Challo, please find the attached from the Regimental History of the South lancs Regt, which covers the period of time that your father served with the regiment. (Part 1)
THE SEVENTH BATTALION
Formed at Warrington on the 4th July 1940, under the command of Lieutenant-Colonel J. H. Whalley-Kelly. With major L.W. Potter as second-in-command and Captain H. F. M. Maidment as adjutant, the 7th Battalion became a unit of the 204th Infantry Brigade, charged with protection of vulnerable Points and general Home Defence Duties.
After taking in its new personnel, shaking down and doing some training, the battalion took over the Skegness sector of the East Coast Defences from the 8th Battalion of the regiment early in January, 1941, were it was responsible for an area of coastline approximately eleven miles in length, nearly all of which contained beaches suitable for assault landings, while the ground inland, for a depth of about five miles, was suitable for parachute landings. This single fact gives some indication of the great danger which faced this small island immediately after Dunkirk and the appalling weakness of our resources on the ground. However as we know, invasion never came, and the 7th Battalion, with others, was able to more and more systematic training as the danger receded, and in June 1942, it was at Tow Low in County Durham, by now a thoroughly trained and integrated machine. It was while the battalion was at Tow Low that the welcome intelligence was received that it was to mobilise on tropical scales of clothing, and was to be prepared to move early in July. At the same time Lieutenant-Colonel H. A. Bateson was posted from the 9th Battalion to take command vice Lieutenant-Colonel Whalley Kelly, major R. A. A. Downs became second-in-Command, and Captain R. J. J. Moore became adjutant.
Preparations for the impending move went ahead, all ranks had their embarkation leave, and the battalion moved by route march to a new area at Aycliffe, near Darlington, where it was accommodated in the Aycliffe School in comfortable and modern quarters, which were a change from the bleak lack of amenities at Tow Law. Shortly before the battalion left Aycliffe it was visited by the band of the 1st Battalion, which stayed for nearly a week and played a series of concerts, all ranks dances, cocktail parties etc., which will be long remembered by those who took part in this essentially regimental reunion. Orders for the move overseas came at the end of August and on the 23rd of that month the battalion embarked at Liverpool in the transport ‘Dominion Monarch.’ And left the Clyde in convoy on the 31st August.

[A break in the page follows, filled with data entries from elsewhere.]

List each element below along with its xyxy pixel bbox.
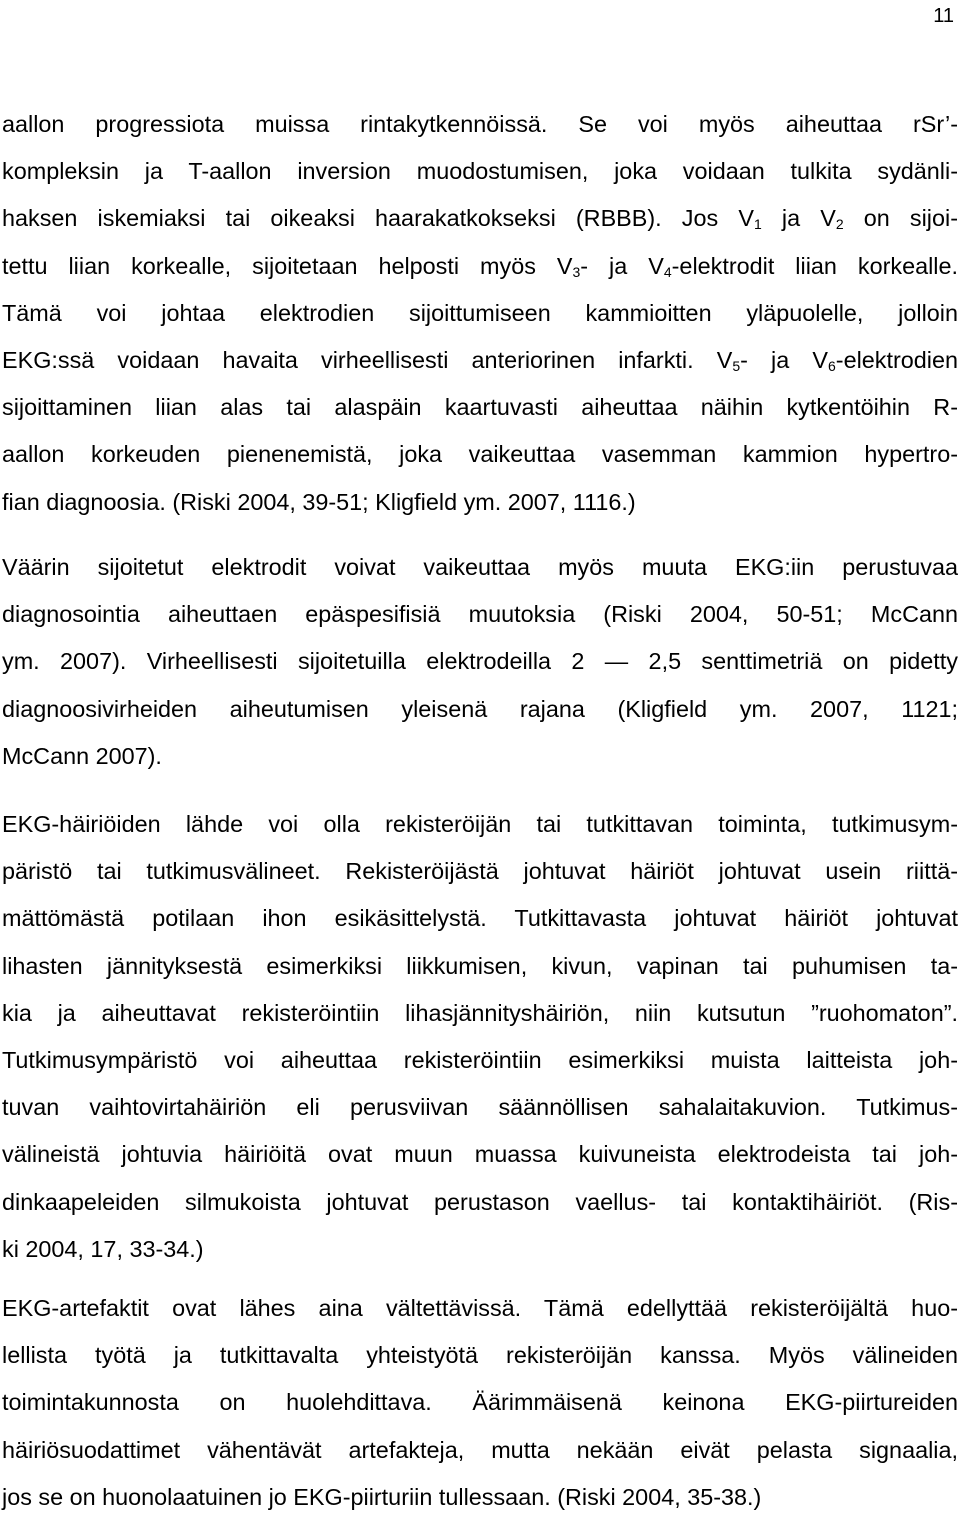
text-line: diagnoosivirheiden aiheutumisen yleisenä rajana (Kligfield ym. 2007, 1121; <box>2 695 958 722</box>
paragraph-3 <box>2 801 958 1273</box>
text-line: fian diagnoosia. (Riski 2004, 39-51; Kligfield ym. 2007, 1116.) <box>2 488 636 515</box>
text-line: lellista työtä ja tutkittavalta yhteistyötä rekisteröijän kanssa. Myös välineiden <box>2 1342 958 1369</box>
text-line: ki 2004, 17, 33-34.) <box>2 1235 204 1262</box>
text-line <box>2 337 958 384</box>
page-number: 11 <box>933 5 954 27</box>
text-segment: ja V <box>761 205 836 232</box>
text-line <box>2 243 958 290</box>
paragraph-1 <box>2 101 958 526</box>
text-line: päristö tai tutkimusvälineet. Rekisteröijästä johtuvat häiriöt johtuvat usein riittä- <box>2 858 958 885</box>
text-line: EKG-häiriöiden lähde voi olla rekisteröijän tai tutkittavan toiminta, tutkimusym- <box>2 811 958 837</box>
text-line <box>2 195 958 242</box>
text-line: kia ja aiheuttavat rekisteröintiin lihasjännityshäiriön, niin kutsutun ”ruohomaton”. <box>2 999 958 1026</box>
text-line: mättömästä potilaan ihon esikäsittelystä. Tutkittavasta johtuvat häiriöt johtuvat <box>2 905 958 932</box>
text-line: tuvan vaihtovirtahäiriön eli perusviivan säännöllisen sahalaitakuvion. Tutkimus- <box>2 1094 958 1121</box>
text-line: diagnosointia aiheuttaen epäspesifisiä muutoksia (Riski 2004, 50-51; McCann <box>2 601 958 628</box>
text-line: ym. 2007). Virheellisesti sijoitetuilla elektrodeilla 2 — 2,5 senttimetriä on pidetty <box>2 648 958 675</box>
text-segment: - ja V <box>740 346 828 373</box>
subscript: 3 <box>572 263 581 280</box>
text-line: aallon korkeuden pienenemistä, joka vaikeuttaa vasemman kammion hypertro- <box>2 441 958 468</box>
text-line: kompleksin ja T-aallon inversion muodostumisen, joka voidaan tulkita sydänli- <box>2 158 958 185</box>
text-segment: tettu liian korkealle, sijoitetaan helposti myös V <box>2 252 573 279</box>
text-segment: haksen iskemiaksi tai oikeaksi haarakatkokseksi (RBBB). Jos V <box>2 205 754 232</box>
subscript: 5 <box>732 357 741 374</box>
text-segment: - ja V <box>580 252 664 279</box>
paragraph-2 <box>2 544 958 780</box>
text-line: aallon progressiota muissa rintakytkennöissä. Se voi myös aiheuttaa rSr’- <box>2 111 958 137</box>
text-line: toimintakunnosta on huolehdittava. Äärimmäisenä keinona EKG-piirtureiden <box>2 1389 958 1416</box>
paragraph-4 <box>2 1285 958 1521</box>
text-line: dinkaapeleiden silmukoista johtuvat perustason vaellus- tai kontaktihäiriöt. (Ris- <box>2 1188 958 1215</box>
subscript: 4 <box>663 263 672 280</box>
text-line: McCann 2007). <box>2 742 162 769</box>
text-segment: EKG:ssä voidaan havaita virheellisesti anteriorinen infarkti. V <box>2 346 733 373</box>
text-segment: -elektrodit liian korkealle. <box>671 252 958 279</box>
subscript: 6 <box>827 357 836 374</box>
text-segment: on sijoi- <box>843 205 958 232</box>
text-line: Väärin sijoitetut elektrodit voivat vaikeuttaa myös muuta EKG:iin perustuvaa <box>2 554 958 580</box>
subscript: 1 <box>753 216 762 233</box>
text-line: välineistä johtuvia häiriöitä ovat muun muassa kuivuneista elektrodeista tai joh- <box>2 1141 958 1168</box>
text-line: häiriösuodattimet vähentävät artefakteja, mutta nekään eivät pelasta signaalia, <box>2 1436 958 1463</box>
text-line: EKG-artefaktit ovat lähes aina vältettävissä. Tämä edellyttää rekisteröijältä huo- <box>2 1295 958 1321</box>
text-line: jos se on huonolaatuinen jo EKG-piirturiin tullessaan. (Riski 2004, 35-38.) <box>2 1483 762 1510</box>
text-line: lihasten jännityksestä esimerkiksi liikkumisen, kivun, vapinan tai puhumisen ta- <box>2 952 958 979</box>
text-line: Tutkimusympäristö voi aiheuttaa rekisteröintiin esimerkiksi muista laitteista joh- <box>2 1046 958 1073</box>
text-segment: -elektrodien <box>835 346 958 373</box>
text-line: sijoittaminen liian alas tai alaspäin kaartuvasti aiheuttaa näihin kytkentöihin R- <box>2 394 958 421</box>
text-line: Tämä voi johtaa elektrodien sijoittumiseen kammioitten yläpuolelle, jolloin <box>2 299 958 326</box>
subscript: 2 <box>835 216 844 233</box>
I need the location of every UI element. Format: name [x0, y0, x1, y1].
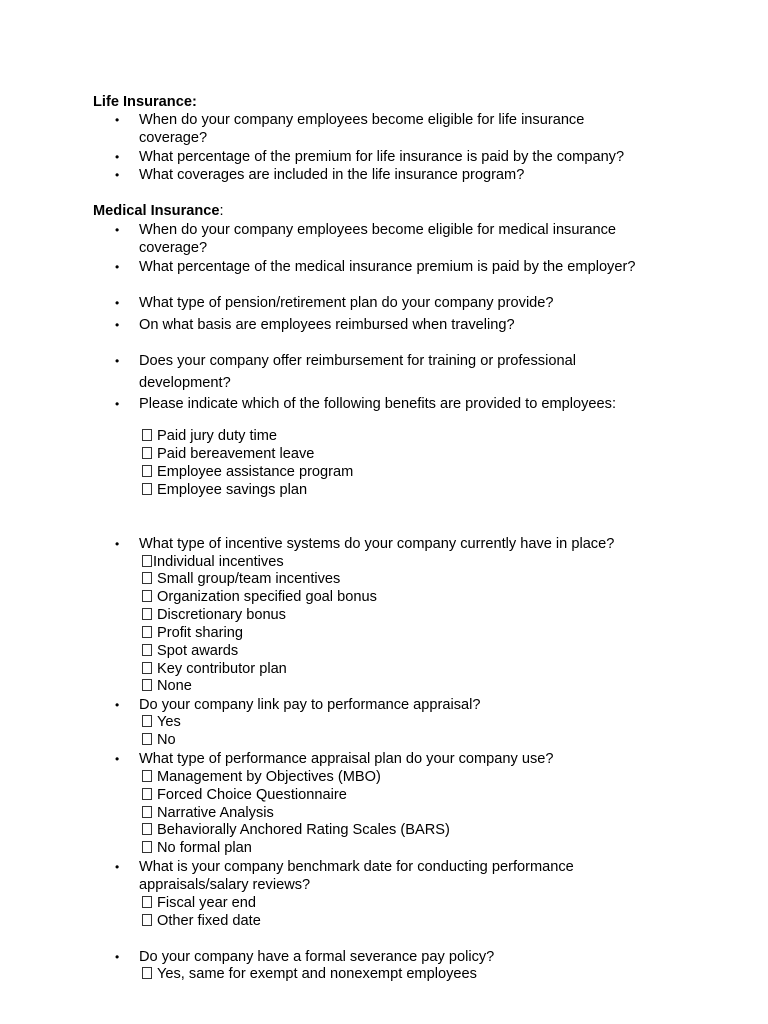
question-text: When do your company employees become eligible for medical insurance: [139, 222, 616, 238]
checkbox-icon[interactable]: [142, 429, 152, 441]
checkbox-icon[interactable]: [142, 662, 152, 674]
checkbox-option[interactable]: Organization specified goal bonus: [142, 588, 377, 606]
checkbox-option[interactable]: Yes, same for exempt and nonexempt employees: [142, 965, 477, 983]
bullet: •: [115, 150, 120, 164]
checkbox-icon[interactable]: [142, 608, 152, 620]
checkbox-option[interactable]: Employee assistance program: [142, 463, 353, 481]
checkbox-option[interactable]: Employee savings plan: [142, 481, 307, 499]
checkbox-option[interactable]: Paid jury duty time: [142, 427, 277, 445]
checkbox-icon[interactable]: [142, 823, 152, 835]
checkbox-option[interactable]: Paid bereavement leave: [142, 445, 314, 463]
checkbox-icon[interactable]: [142, 733, 152, 745]
bullet: •: [115, 752, 120, 766]
question-text: When do your company employees become eligible for life insurance: [139, 112, 585, 128]
bullet: •: [115, 168, 120, 182]
checkbox-icon[interactable]: [142, 715, 152, 727]
question-text: Please indicate which of the following benefits are provided to employees:: [139, 396, 617, 412]
checkbox-option[interactable]: None: [142, 677, 192, 695]
checkbox-icon[interactable]: [142, 447, 152, 459]
checkbox-icon[interactable]: [142, 967, 152, 979]
checkbox-icon[interactable]: [142, 644, 152, 656]
checkbox-option[interactable]: Management by Objectives (MBO): [142, 768, 381, 786]
bullet: •: [115, 860, 120, 874]
bullet: •: [115, 950, 120, 964]
checkbox-icon[interactable]: [142, 626, 152, 638]
checkbox-option[interactable]: Fiscal year end: [142, 894, 256, 912]
checkbox-option[interactable]: No formal plan: [142, 839, 252, 857]
bullet: •: [115, 113, 120, 127]
checkbox-option[interactable]: No: [142, 731, 176, 749]
medical-insurance-heading: Medical Insurance:: [93, 203, 224, 219]
question-text: What percentage of the medical insurance premium is paid by the employer?: [139, 259, 636, 275]
checkbox-option[interactable]: Individual incentives: [142, 553, 284, 571]
question-text: What coverages are included in the life insurance program?: [139, 167, 525, 183]
checkbox-icon[interactable]: [142, 679, 152, 691]
question-text: development?: [139, 375, 231, 391]
bullet: •: [115, 537, 120, 551]
question-text: On what basis are employees reimbursed when traveling?: [139, 317, 515, 333]
checkbox-option[interactable]: Spot awards: [142, 642, 238, 660]
checkbox-icon[interactable]: [142, 806, 152, 818]
bullet: •: [115, 223, 120, 237]
question-text: What type of performance appraisal plan do your company use?: [139, 751, 554, 767]
bullet: •: [115, 318, 120, 332]
checkbox-icon[interactable]: [142, 841, 152, 853]
bullet: •: [115, 296, 120, 310]
checkbox-option[interactable]: Key contributor plan: [142, 660, 287, 678]
checkbox-icon[interactable]: [142, 788, 152, 800]
question-text: Does your company offer reimbursement for training or professional: [139, 353, 576, 369]
question-text: What type of incentive systems do your company currently have in place?: [139, 536, 615, 552]
question-text: Do your company link pay to performance appraisal?: [139, 697, 481, 713]
checkbox-icon[interactable]: [142, 770, 152, 782]
checkbox-icon[interactable]: [142, 465, 152, 477]
checkbox-option[interactable]: Small group/team incentives: [142, 570, 340, 588]
checkbox-option[interactable]: Profit sharing: [142, 624, 243, 642]
checkbox-option[interactable]: Forced Choice Questionnaire: [142, 786, 347, 804]
question-text: Do your company have a formal severance pay policy?: [139, 949, 495, 965]
question-text: What is your company benchmark date for conducting performance: [139, 859, 574, 875]
bullet: •: [115, 397, 120, 411]
checkbox-option[interactable]: Behaviorally Anchored Rating Scales (BARS): [142, 821, 450, 839]
checkbox-icon[interactable]: [142, 572, 152, 584]
checkbox-icon[interactable]: [142, 914, 152, 926]
question-text: coverage?: [139, 240, 208, 256]
bullet: •: [115, 354, 120, 368]
bullet: •: [115, 260, 120, 274]
checkbox-icon[interactable]: [142, 590, 152, 602]
question-text: coverage?: [139, 130, 208, 146]
checkbox-option[interactable]: Discretionary bonus: [142, 606, 286, 624]
checkbox-icon[interactable]: [142, 483, 152, 495]
question-text: appraisals/salary reviews?: [139, 877, 311, 893]
checkbox-option[interactable]: Yes: [142, 713, 181, 731]
question-text: What percentage of the premium for life insurance is paid by the company?: [139, 149, 625, 165]
bullet: •: [115, 698, 120, 712]
checkbox-option[interactable]: Other fixed date: [142, 912, 261, 930]
checkbox-icon[interactable]: [142, 896, 152, 908]
question-text: What type of pension/retirement plan do your company provide?: [139, 295, 554, 311]
checkbox-icon[interactable]: [142, 555, 152, 567]
checkbox-option[interactable]: Narrative Analysis: [142, 804, 274, 822]
life-insurance-heading: Life Insurance:: [93, 94, 197, 110]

The destination of the ship was not as yet known to the troops but it soon became apparent that it was not the Mediterranean, as the convoy headed south and down the African Coast. Freetown was reached on the 9th September, and on the 25th the ship entered Capetown Harbour, where the troops were allowed to go ashore and where they experienced the wonderful South African hospitality which became a legend of the Second World War for all troops who went ashore at Capetown or Durban. After leaving Capetown it was given out that the destination was Bombay. This information was received with mixed feelings, and enthusiasm was not increased when it became known that the battalion was earmarked for internal security duties at Jubbulpore. After two days in Bombay, where the battalion disembarked on the 18th October, it went by train to Jubbulpore, with one company detached at Nagpur. History was repeating itself, as it has such a curious way of doing so with regiments of the British Army, for Jubbulpore, as it will be remembered, had seen much of the regiment in the past.